Gonzales murdered Townsend in January 2001, after he called the home of his drug supplier, her boyfriend, in search of drugs, according to a 2009 Texas appeals court opinion affirming the inmate’s conviction and death sentence.

When Townsend told Gonzales her boyfriend wasn’t home, he went to the house in search of drugs. He stole money, then kidnapped Townsend, tying her hands and feet before driving her to a location near his family’s ranch, the opinion states. There, he raped and fatally shot her, it says.

The case went unsolved for 18 months. Then, while sitting in jail after pleading guilty to the rape of another woman, Gonzales confessed to Townsend’s killing and led authorities to her body.

Gonzales’ execution was the nation’s eighth this year, with the ninth slated for Thursday in Oklahoma, according to data from the Death Penalty Information Center, a non-profit organization that tracks capital punishment in the US and has in the past been critical of the way it’s administered.

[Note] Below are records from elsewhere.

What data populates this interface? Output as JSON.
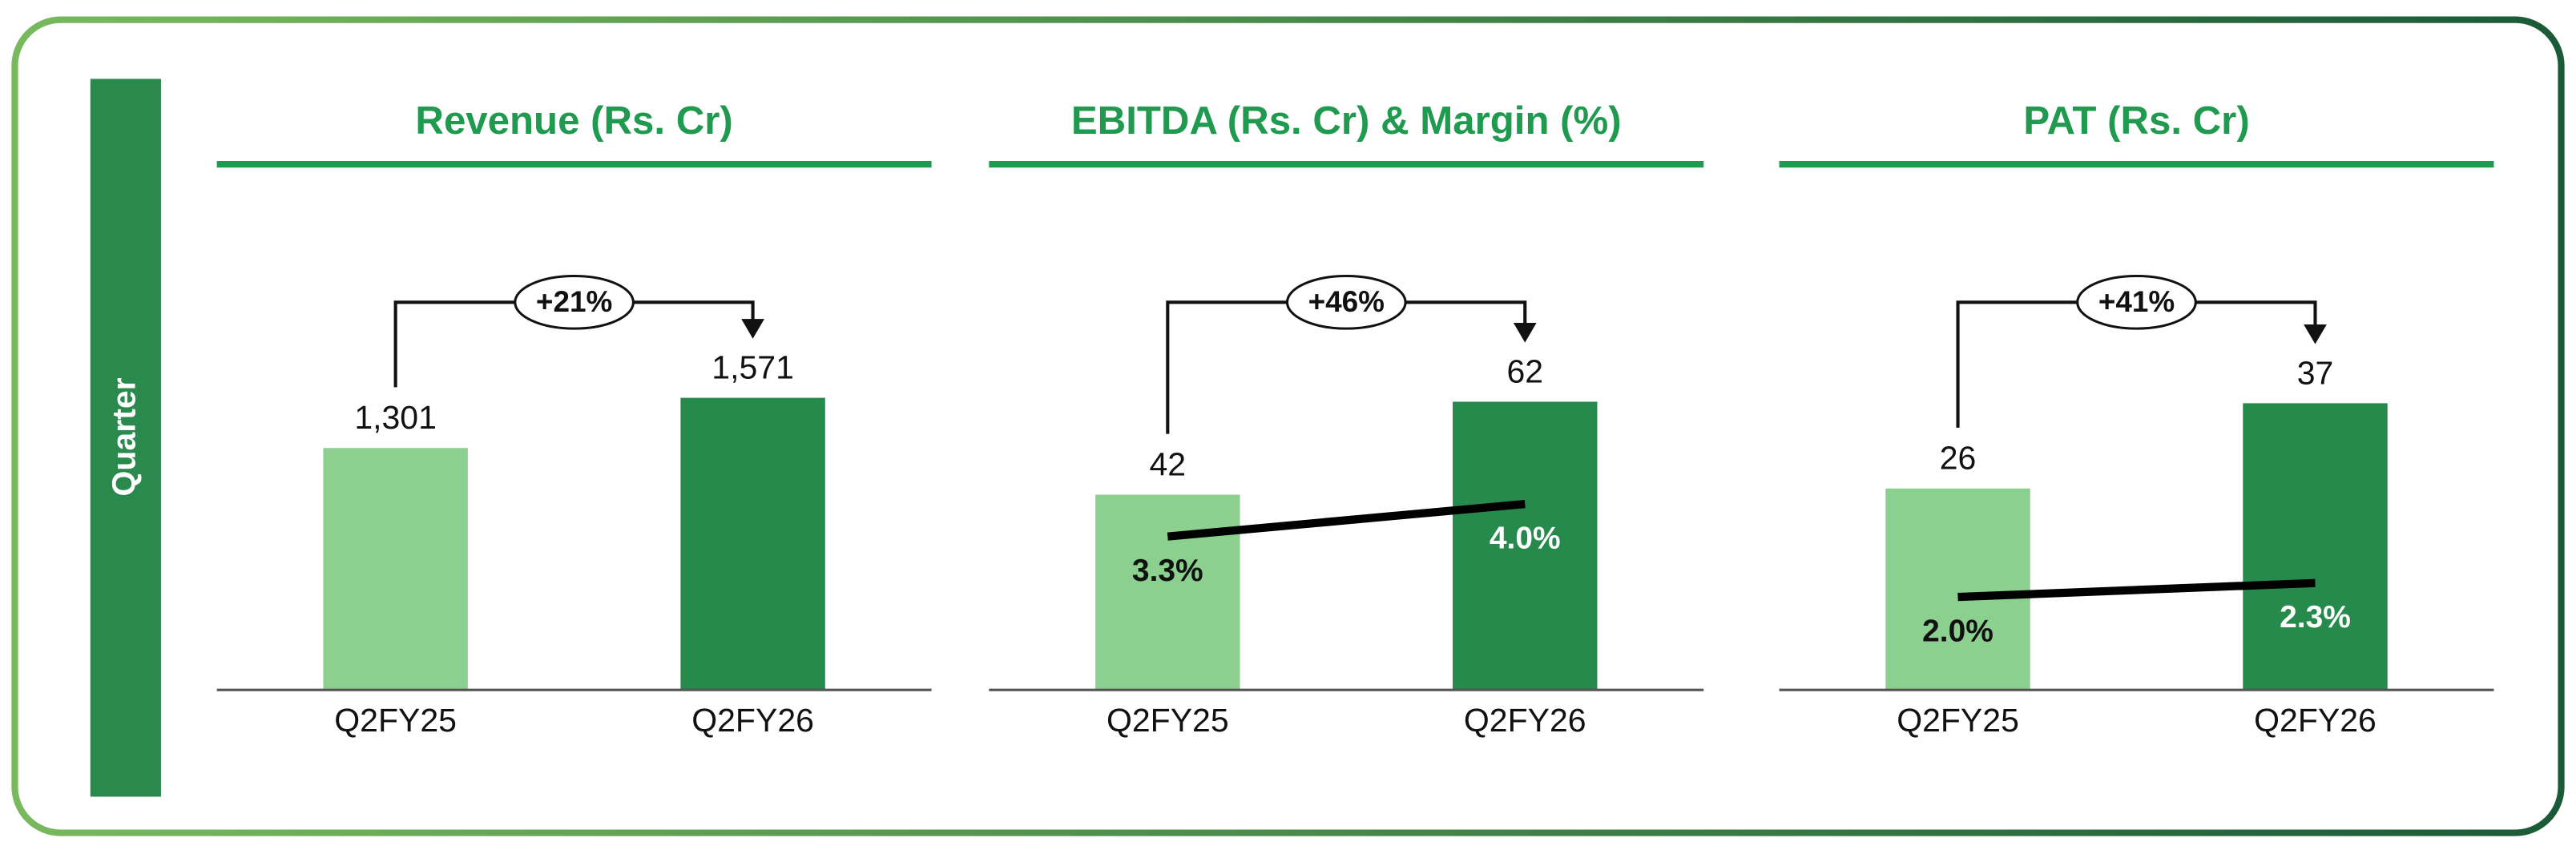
{
  "side_label": "Quarter",
  "chart_data": [
    {
      "type": "bar",
      "title": "Revenue (Rs. Cr)",
      "categories": [
        "Q2FY25",
        "Q2FY26"
      ],
      "values": [
        1301,
        1571
      ],
      "value_labels": [
        "1,301",
        "1,571"
      ],
      "colors": [
        "#8bd08e",
        "#258a4c"
      ],
      "ylim": [
        0,
        2500
      ],
      "growth": "+21%"
    },
    {
      "type": "bar",
      "title": "EBITDA (Rs. Cr) & Margin (%)",
      "categories": [
        "Q2FY25",
        "Q2FY26"
      ],
      "values": [
        42,
        62
      ],
      "colors": [
        "#8bd08e",
        "#258a4c"
      ],
      "ylim": [
        0,
        100
      ],
      "growth": "+46%",
      "margin": {
        "values": [
          3.3,
          4.0
        ],
        "value_labels": [
          "3.3%",
          "4.0%"
        ],
        "axis": "y2",
        "color": "#000000"
      },
      "y2lim": [
        0,
        10
      ]
    },
    {
      "type": "bar",
      "title": "PAT (Rs. Cr)",
      "categories": [
        "Q2FY25",
        "Q2FY26"
      ],
      "values": [
        26,
        37
      ],
      "colors": [
        "#8bd08e",
        "#258a4c"
      ],
      "ylim": [
        0,
        60
      ],
      "growth": "+41%",
      "margin": {
        "values": [
          2.0,
          2.3
        ],
        "value_labels": [
          "2.0%",
          "2.3%"
        ],
        "axis": "y2",
        "color": "#000000"
      },
      "y2lim": [
        0,
        10
      ]
    }
  ]
}
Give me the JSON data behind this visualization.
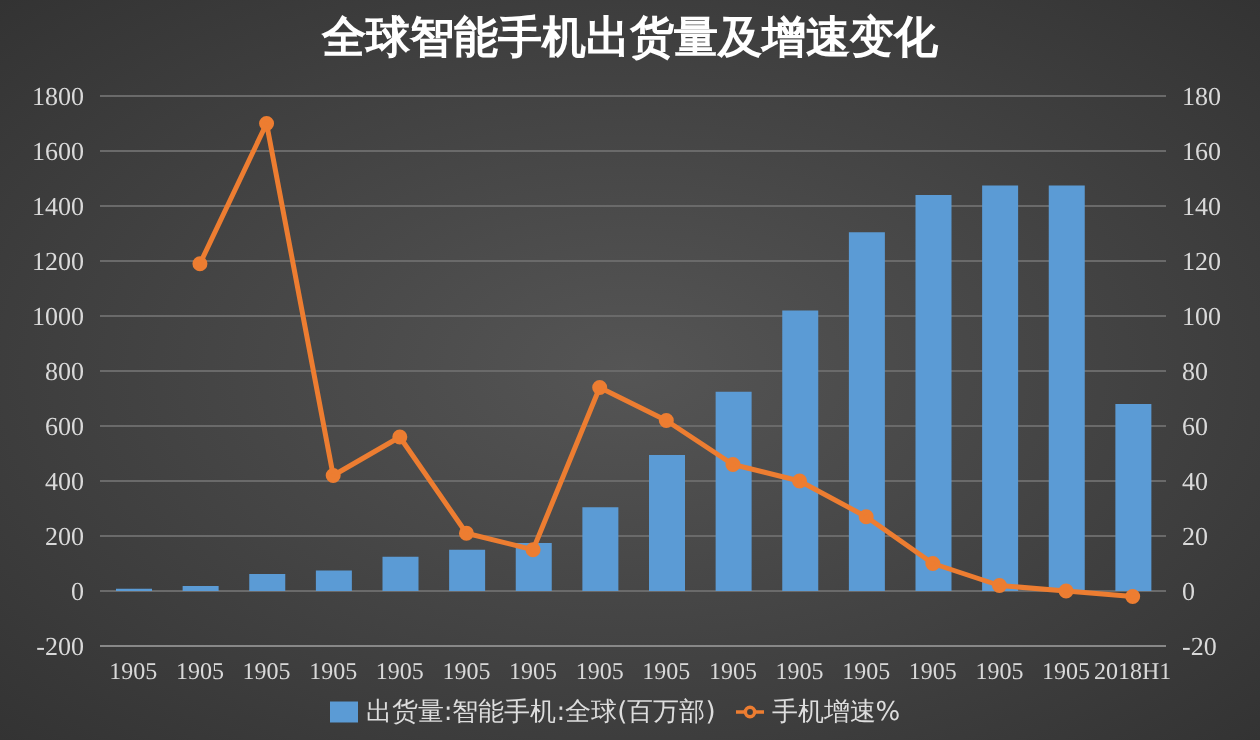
{
  "chart_data": {
    "type": "bar",
    "title": "全球智能手机出货量及增速变化",
    "categories": [
      "1905",
      "1905",
      "1905",
      "1905",
      "1905",
      "1905",
      "1905",
      "1905",
      "1905",
      "1905",
      "1905",
      "1905",
      "1905",
      "1905",
      "1905",
      "2018H1"
    ],
    "series": [
      {
        "name": "出货量:智能手机:全球(百万部)",
        "color": "#5b9bd5",
        "values": [
          8,
          18,
          62,
          75,
          125,
          150,
          175,
          305,
          495,
          725,
          1020,
          1305,
          1440,
          1475,
          1475,
          680
        ]
      },
      {
        "name": "手机增速%",
        "type": "line",
        "axis": "y2",
        "color": "#ed7d31",
        "marker": "circle",
        "values": [
          null,
          119,
          170,
          42,
          56,
          21,
          15,
          74,
          62,
          46,
          40,
          27,
          10,
          2,
          0,
          -2
        ]
      }
    ],
    "ylim": [
      -200,
      1800
    ],
    "yticks": [
      -200,
      0,
      200,
      400,
      600,
      800,
      1000,
      1200,
      1400,
      1600,
      1800
    ],
    "y2lim": [
      -20,
      180
    ],
    "y2ticks": [
      -20,
      0,
      20,
      40,
      60,
      80,
      100,
      120,
      140,
      160,
      180
    ],
    "grid": "y",
    "legend": "bottom"
  }
}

Oklahoma intends to execute Richard Rojem for the 1984 kidnapping, rape and murder of his 7-year-old stepdaughter, Layla Cummings, court records show. The state’s parole board voted last week against recommending clemency for Rojem, who claims he is innocent, according to CNN affiliate KOCO.

Rojem, like Gonzales, would be the second person executed in their respective states so far in 2024, according to the center’s data. By this time last year, 13 inmates had been put to death in the US, the data shows.